Cenaze namazı bitince cemaatin bir kısmı evine ve işine gidecek. Bir kısmı da dünyadaki son anımıza kadar bize eşlik edecek. Cenazemiz omuzlara alınıp cenaze arabasına götürülürken annelerimiz, eşlerimiz, çocuklarımız bizim için üzülecek. Kadınların büyük çoğunluğu cenaze namazının kılındığı camiden cenaze evine geçecek. Bir kaç yakınımız da mezarımızı görmek için mezarlığa kadar gelecek.
Cenaze konvoyu mezarlığa sessizce gidecek. Mezarlığa gelince arabadan omuzlara taşınan cenazemiz, ağır ağır mezarımıza götürülecek. Cemaatin tamamı gelince de tedfin işlemleri de başlayacak. Bir hoca bir taraftan Kur’an okurken, diğer taraftan sevdiğimiz en yakınlarımız tabuttan bedenimizi çıkaracak ve kefenli bedenimizi iki metre karelik toprağa yavaşça yerleştirecek.
Cenazemizin üzeri kapatılacak ve herkes bizim için son vazifesini yapacak, birer ikişer kürek toprak atacak. En yakınlarımız bu toprağı atacak ve mezara konulmamız da bitmiş olacak.
Hoca son bir kez ayağa kalkacak ve adımızı anne adımız ile söyleyerek bize kabir hayatı ile ilgili birkaç hatırlatmada bulunacak. Hoca telkini bitirince, “el Fatiha” deyip bizimle vedalaşmanın sonunun geldiğini duyuracak.
Kabrimizin üzerine bir ibrik su dökülecek ve sevenlerimiz başta olmak üzere, herkes oradan ayrılacak. Bazıları mezarımıza bakacak ve onlar da ayrılacak. Artık kabirde kefenimiz ve amellerimizle kalacağız.
Kabir melekleri (münker-nekir) gelecek ve bize dünyada yapıp ettiklerimizi bir bir soracak. Rabbimizi, dinimizi, peygamberimizi soracak. Bu kısa sorulardan sonra namazımızın durumunu soracak.
Cenaze evinde taziyeler yapılacak, fatihalar okunacak, dualar edilecek, hatimler okunacak. İlk gün acımız onlara büyük gelse de ikinci üçüncü gün sıradan bir hale gelecek. Cenaze evi işi de son bulacak.
Bir kaç gün içinde Nüfus Müdürlüğü’ne gidilip adımız kayıtlardan düşülecek ve “öldü” denilecek. Öldüğümüzü duymayanlar, bilmeden telefonlarımızı arayacak, ya ulaşamayacak ya da telefonu açan kişi bizim öldüğümüzü söyleyecek. Böylece bir kaç hafta içinde herkes ölmüş olduğumuzu duyacak.

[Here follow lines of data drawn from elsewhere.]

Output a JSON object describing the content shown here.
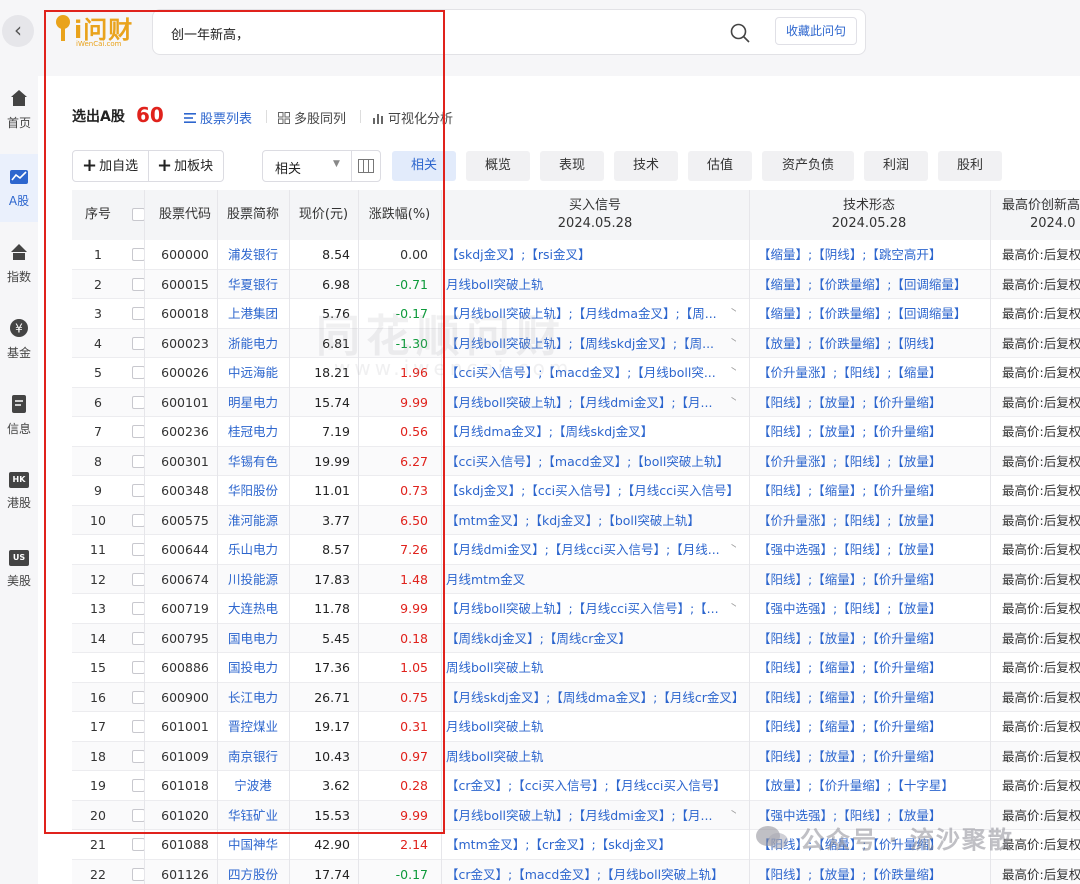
{
  "top": {
    "logo_text": "i问财",
    "logo_sub": "iWenCai.com",
    "search_query": "创一年新高，",
    "collect_label": "收藏此问句"
  },
  "sidebar": {
    "items": [
      {
        "label": "首页",
        "icon": "home-icon"
      },
      {
        "label": "A股",
        "icon": "chart-line-icon"
      },
      {
        "label": "指数",
        "icon": "index-icon"
      },
      {
        "label": "基金",
        "icon": "yen-coin-icon"
      },
      {
        "label": "信息",
        "icon": "document-icon"
      },
      {
        "label": "港股",
        "icon": "hk-badge-icon",
        "badge": "HK"
      },
      {
        "label": "美股",
        "icon": "us-badge-icon",
        "badge": "US"
      }
    ]
  },
  "result": {
    "title": "选出A股",
    "count": "60",
    "tabs": [
      "股票列表",
      "多股同列",
      "可视化分析"
    ]
  },
  "toolbar": {
    "add_watch": "加自选",
    "add_block": "加板块",
    "sort_value": "相关",
    "categories": [
      "相关",
      "概览",
      "表现",
      "技术",
      "估值",
      "资产负债",
      "利润",
      "股利"
    ]
  },
  "table": {
    "headers": {
      "idx": "序号",
      "code": "股票代码",
      "name": "股票简称",
      "price": "现价(元)",
      "change": "涨跌幅(%)",
      "signal": "买入信号",
      "signal_date": "2024.05.28",
      "tech": "技术形态",
      "tech_date": "2024.05.28",
      "high": "最高价创新高",
      "high_date": "2024.0"
    },
    "rows": [
      {
        "idx": "1",
        "code": "600000",
        "name": "浦发银行",
        "price": "8.54",
        "change": "0.00",
        "dir": "flat",
        "signal": "【skdj金叉】;【rsi金叉】",
        "expand": false,
        "tech": "【缩量】;【阴线】;【跳空高开】",
        "high": "最高价:后复权"
      },
      {
        "idx": "2",
        "code": "600015",
        "name": "华夏银行",
        "price": "6.98",
        "change": "-0.71",
        "dir": "down",
        "signal": "月线boll突破上轨",
        "expand": false,
        "tech": "【缩量】;【价跌量缩】;【回调缩量】",
        "high": "最高价:后复权"
      },
      {
        "idx": "3",
        "code": "600018",
        "name": "上港集团",
        "price": "5.76",
        "change": "-0.17",
        "dir": "down",
        "signal": "【月线boll突破上轨】;【月线dma金叉】;【周...",
        "expand": true,
        "tech": "【缩量】;【价跌量缩】;【回调缩量】",
        "high": "最高价:后复权"
      },
      {
        "idx": "4",
        "code": "600023",
        "name": "浙能电力",
        "price": "6.81",
        "change": "-1.30",
        "dir": "down",
        "signal": "【月线boll突破上轨】;【周线skdj金叉】;【周...",
        "expand": true,
        "tech": "【放量】;【价跌量缩】;【阴线】",
        "high": "最高价:后复权"
      },
      {
        "idx": "5",
        "code": "600026",
        "name": "中远海能",
        "price": "18.21",
        "change": "1.96",
        "dir": "up",
        "signal": "【cci买入信号】;【macd金叉】;【月线boll突...",
        "expand": true,
        "tech": "【价升量涨】;【阳线】;【缩量】",
        "high": "最高价:后复权"
      },
      {
        "idx": "6",
        "code": "600101",
        "name": "明星电力",
        "price": "15.74",
        "change": "9.99",
        "dir": "up",
        "signal": "【月线boll突破上轨】;【月线dmi金叉】;【月...",
        "expand": true,
        "tech": "【阳线】;【放量】;【价升量缩】",
        "high": "最高价:后复权"
      },
      {
        "idx": "7",
        "code": "600236",
        "name": "桂冠电力",
        "price": "7.19",
        "change": "0.56",
        "dir": "up",
        "signal": "【月线dma金叉】;【周线skdj金叉】",
        "expand": false,
        "tech": "【阳线】;【放量】;【价升量缩】",
        "high": "最高价:后复权"
      },
      {
        "idx": "8",
        "code": "600301",
        "name": "华锡有色",
        "price": "19.99",
        "change": "6.27",
        "dir": "up",
        "signal": "【cci买入信号】;【macd金叉】;【boll突破上轨】",
        "expand": false,
        "tech": "【价升量涨】;【阳线】;【放量】",
        "high": "最高价:后复权"
      },
      {
        "idx": "9",
        "code": "600348",
        "name": "华阳股份",
        "price": "11.01",
        "change": "0.73",
        "dir": "up",
        "signal": "【skdj金叉】;【cci买入信号】;【月线cci买入信号】",
        "expand": false,
        "tech": "【阳线】;【缩量】;【价升量缩】",
        "high": "最高价:后复权"
      },
      {
        "idx": "10",
        "code": "600575",
        "name": "淮河能源",
        "price": "3.77",
        "change": "6.50",
        "dir": "up",
        "signal": "【mtm金叉】;【kdj金叉】;【boll突破上轨】",
        "expand": false,
        "tech": "【价升量涨】;【阳线】;【放量】",
        "high": "最高价:后复权"
      },
      {
        "idx": "11",
        "code": "600644",
        "name": "乐山电力",
        "price": "8.57",
        "change": "7.26",
        "dir": "up",
        "signal": "【月线dmi金叉】;【月线cci买入信号】;【月线...",
        "expand": true,
        "tech": "【强中选强】;【阳线】;【放量】",
        "high": "最高价:后复权"
      },
      {
        "idx": "12",
        "code": "600674",
        "name": "川投能源",
        "price": "17.83",
        "change": "1.48",
        "dir": "up",
        "signal": "月线mtm金叉",
        "expand": false,
        "tech": "【阳线】;【缩量】;【价升量缩】",
        "high": "最高价:后复权"
      },
      {
        "idx": "13",
        "code": "600719",
        "name": "大连热电",
        "price": "11.78",
        "change": "9.99",
        "dir": "up",
        "signal": "【月线boll突破上轨】;【月线cci买入信号】;【...",
        "expand": true,
        "tech": "【强中选强】;【阳线】;【放量】",
        "high": "最高价:后复权"
      },
      {
        "idx": "14",
        "code": "600795",
        "name": "国电电力",
        "price": "5.45",
        "change": "0.18",
        "dir": "up",
        "signal": "【周线kdj金叉】;【周线cr金叉】",
        "expand": false,
        "tech": "【阳线】;【放量】;【价升量缩】",
        "high": "最高价:后复权"
      },
      {
        "idx": "15",
        "code": "600886",
        "name": "国投电力",
        "price": "17.36",
        "change": "1.05",
        "dir": "up",
        "signal": "周线boll突破上轨",
        "expand": false,
        "tech": "【阳线】;【缩量】;【价升量缩】",
        "high": "最高价:后复权"
      },
      {
        "idx": "16",
        "code": "600900",
        "name": "长江电力",
        "price": "26.71",
        "change": "0.75",
        "dir": "up",
        "signal": "【月线skdj金叉】;【周线dma金叉】;【月线cr金叉】",
        "expand": false,
        "tech": "【阳线】;【缩量】;【价升量缩】",
        "high": "最高价:后复权"
      },
      {
        "idx": "17",
        "code": "601001",
        "name": "晋控煤业",
        "price": "19.17",
        "change": "0.31",
        "dir": "up",
        "signal": "月线boll突破上轨",
        "expand": false,
        "tech": "【阳线】;【缩量】;【价升量缩】",
        "high": "最高价:后复权"
      },
      {
        "idx": "18",
        "code": "601009",
        "name": "南京银行",
        "price": "10.43",
        "change": "0.97",
        "dir": "up",
        "signal": "周线boll突破上轨",
        "expand": false,
        "tech": "【阳线】;【放量】;【价升量缩】",
        "high": "最高价:后复权"
      },
      {
        "idx": "19",
        "code": "601018",
        "name": "宁波港",
        "price": "3.62",
        "change": "0.28",
        "dir": "up",
        "signal": "【cr金叉】;【cci买入信号】;【月线cci买入信号】",
        "expand": false,
        "tech": "【放量】;【价升量缩】;【十字星】",
        "high": "最高价:后复权"
      },
      {
        "idx": "20",
        "code": "601020",
        "name": "华钰矿业",
        "price": "15.53",
        "change": "9.99",
        "dir": "up",
        "signal": "【月线boll突破上轨】;【月线dmi金叉】;【月...",
        "expand": true,
        "tech": "【强中选强】;【阳线】;【放量】",
        "high": "最高价:后复权"
      },
      {
        "idx": "21",
        "code": "601088",
        "name": "中国神华",
        "price": "42.90",
        "change": "2.14",
        "dir": "up",
        "signal": "【mtm金叉】;【cr金叉】;【skdj金叉】",
        "expand": false,
        "tech": "【阳线】;【缩量】;【价升量缩】",
        "high": "最高价:后复权"
      },
      {
        "idx": "22",
        "code": "601126",
        "name": "四方股份",
        "price": "17.74",
        "change": "-0.17",
        "dir": "down",
        "signal": "【cr金叉】;【macd金叉】;【月线boll突破上轨】",
        "expand": false,
        "tech": "【阳线】;【放量】;【价跌量缩】",
        "high": "最高价:后复权"
      }
    ]
  },
  "watermarks": {
    "center": "同花顺问财",
    "url": "www.iwencai.com",
    "wechat": "公众号 · 流沙聚散"
  },
  "colors": {
    "accent_blue": "#2d66ce",
    "up_red": "#e0221c",
    "down_green": "#0e9a3b",
    "highlight_red": "#e0221c",
    "logo_orange": "#e9a31c"
  }
}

Nüfusta “ölü” yazıldığı gibi arkadaş ve akrabalarımızın telefonlarından da silineceğiz. Herkes numaramızı gördüğü gibi silecek.

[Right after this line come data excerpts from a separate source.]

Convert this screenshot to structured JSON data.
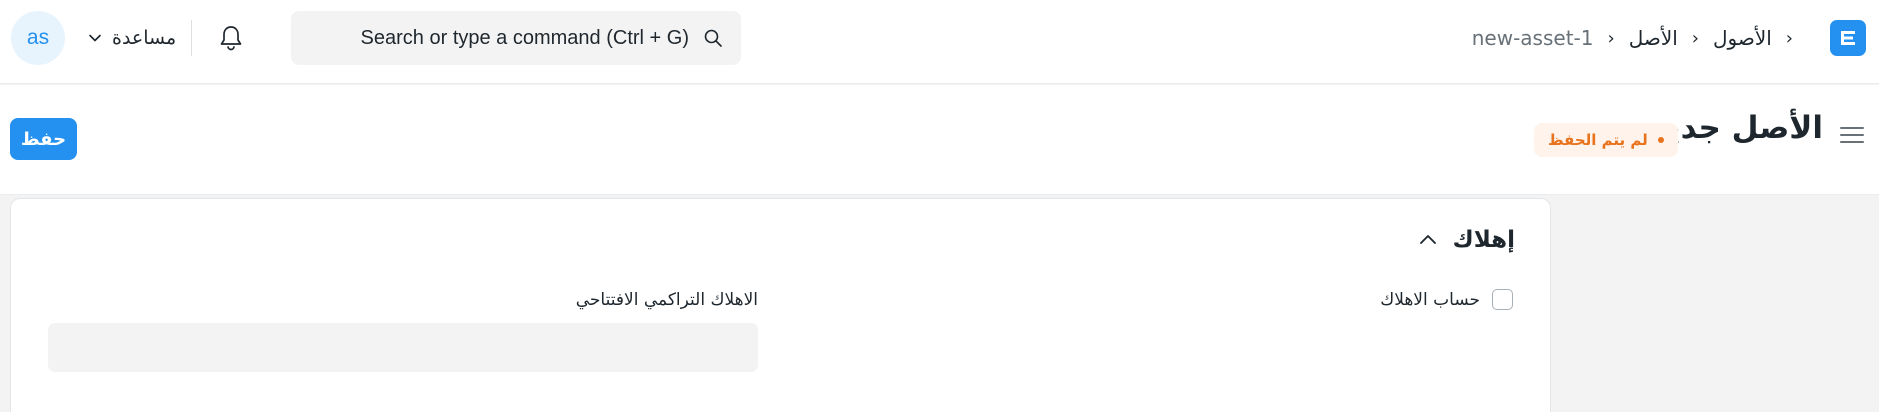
{
  "navbar": {
    "logo_letter": "E",
    "breadcrumbs": [
      "الأصول",
      "الأصل",
      "new-asset-1"
    ],
    "search_placeholder": "Search or type a command (Ctrl + G)",
    "help_label": "مساعدة",
    "avatar_initials": "as",
    "accent_color": "#2490ef"
  },
  "page": {
    "title": "الأصل جديد",
    "status": "لم يتم الحفظ",
    "save_label": "حفظ"
  },
  "section": {
    "title": "إهلاك",
    "checkbox_label": "حساب الاهلاك",
    "checkbox_checked": false,
    "field_label": "الاهلاك التراكمي الافتتاحي",
    "field_value": ""
  }
}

Bizden bahsedenler adımızın başına merhum, rahmetli kelimesini koyacak ve o şekilde bizden bahsedecek. Artık unvanımız “rahmetli” olacak. Zamanla ismimizi de kullanmayacaklar. Böylece isimlerimiz de kalplerden silinecek. İşte ölünce başımıza bunlar gelecek.
Rabbim hepimize hayırlı sonlar nasip etsin. Ani ölümden muhafaza eylesin. Kul hakkıyla ölmekten, Allah hakkıyla gömülmekten muhafaza buyursun.